Private adoption agencies work with expectant and birth parents that make a choice for their child. These parents make an adoption plan for their child so that their child can have a life that they feel they cannot provide for their child at this time. Making a private adoption plan can keep children out of the foster care system. Through work with expectant and birth parents, they are counseled to make appropriate choices for their children. Many of the women who explore an adoption plan for their child are already single parents, struggling to care for the children that they have at home or trying to work within the child welfare system to regain custody of their children. By providing counseling and resources, adoption agencies strive to enhance the lives of many children; not only those who have been placed for adoption, but for their siblings also. When parents make a plan to place a child for adoption, it is a courageous and loving choice; one that is made with deep personal sacrifice.
Open adoption can ease many of the conflicting feelings that parents have when making an adoption plan. Knowing that they can maintain contact with the parents of their child and be aware of the child’s growth, development and that their child is in a loving family can give them peace of mind.
Those not touched by adoption in a personal manner usually have very little understanding of the adoption process and how it is one of the journeys in life that touch so many of us. National Adoption Month can help educate our society about the positive aspects of adoption.
Amy S. Cohen, LICSW
Adoption has moved from closed to increasing openness. The “Today Show” has been featuring a week long series on “Choosing Adoption.” The show featured Dr. Nancy Snyderman and her adopted daughter’s journey to meet her birth mother for the very first time now that she is 27 years old.
When I began working at Adoptions With Love in October of 1986, unless an adoptive family met the birth mother of their child, they only referred to each other as “birth mother” and “your child’s adoptive parents.” This is how people were instructed to refer to themselves in letters to each other.
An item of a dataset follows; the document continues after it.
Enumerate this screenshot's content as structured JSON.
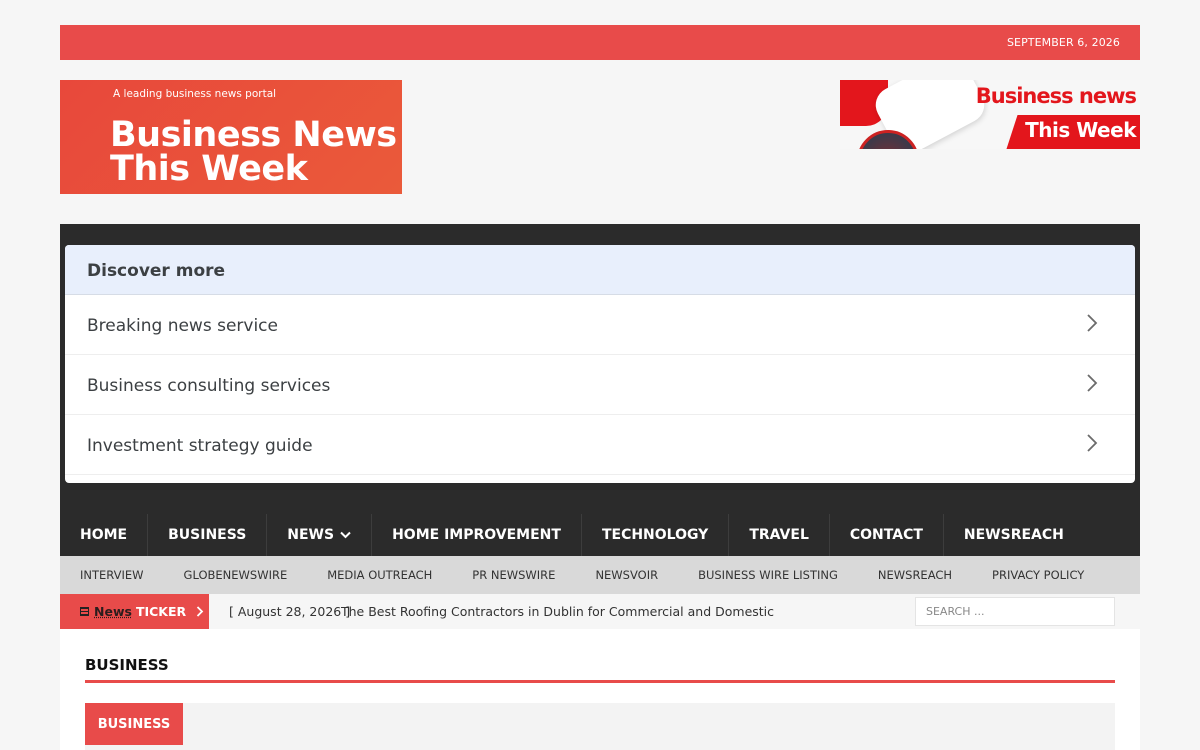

Today, we have more open adoptions with birth parents and adoptive families exchanging phone numbers, email addresses and last names. Some families are meeting each other yearly or twice yearly. They are texting each other pictures and sharing important events in their child’s life. Families are also communicating via “Face Time” and “Skype.”
Recently, I made flight arrangements for an expectant mom to come to the Boston area to meet the prospective adoptive parents. It is important for her to see the home in which her child will be raised. Why not? She will be entrusting her child’s life to strangers whom she selected from a photo album and letters. She trusts AWL to vet the adoptive parents to raise their child. I am in awe of the courage and the trust the expectant/birth parents put in AWL and the adoptive parents they select. I am surprised that more women do not ask more frequently to meet people in their homes. What I say to prospective adoptive parents is, if you do not take this emotional risk, you will end up with nothing.
This week we had three placements. In each of these the expectant/birth parents and adoptive families have met one another several times and in all cases met members of extended families. What a gift for these children. They will be raised with the awareness of the loving and thoughtful decision their birth parents made in making an adoption plan. The development of these relationships helps give birth/expectant parents peace in making the most difficult decision of their lives.
The result of an open adoption, in the majority of situations, is very positive. Parents have a vast amount of information to share with their child when they have questions about adoption. Most importantly, the expectant/birth parents can have peace with their decision. These are not the adoptions of 40 or 50 years ago.
The relationships between birth and adoptive families are complicated and will change over time. We at AWL are here to aid you in navigating this journey.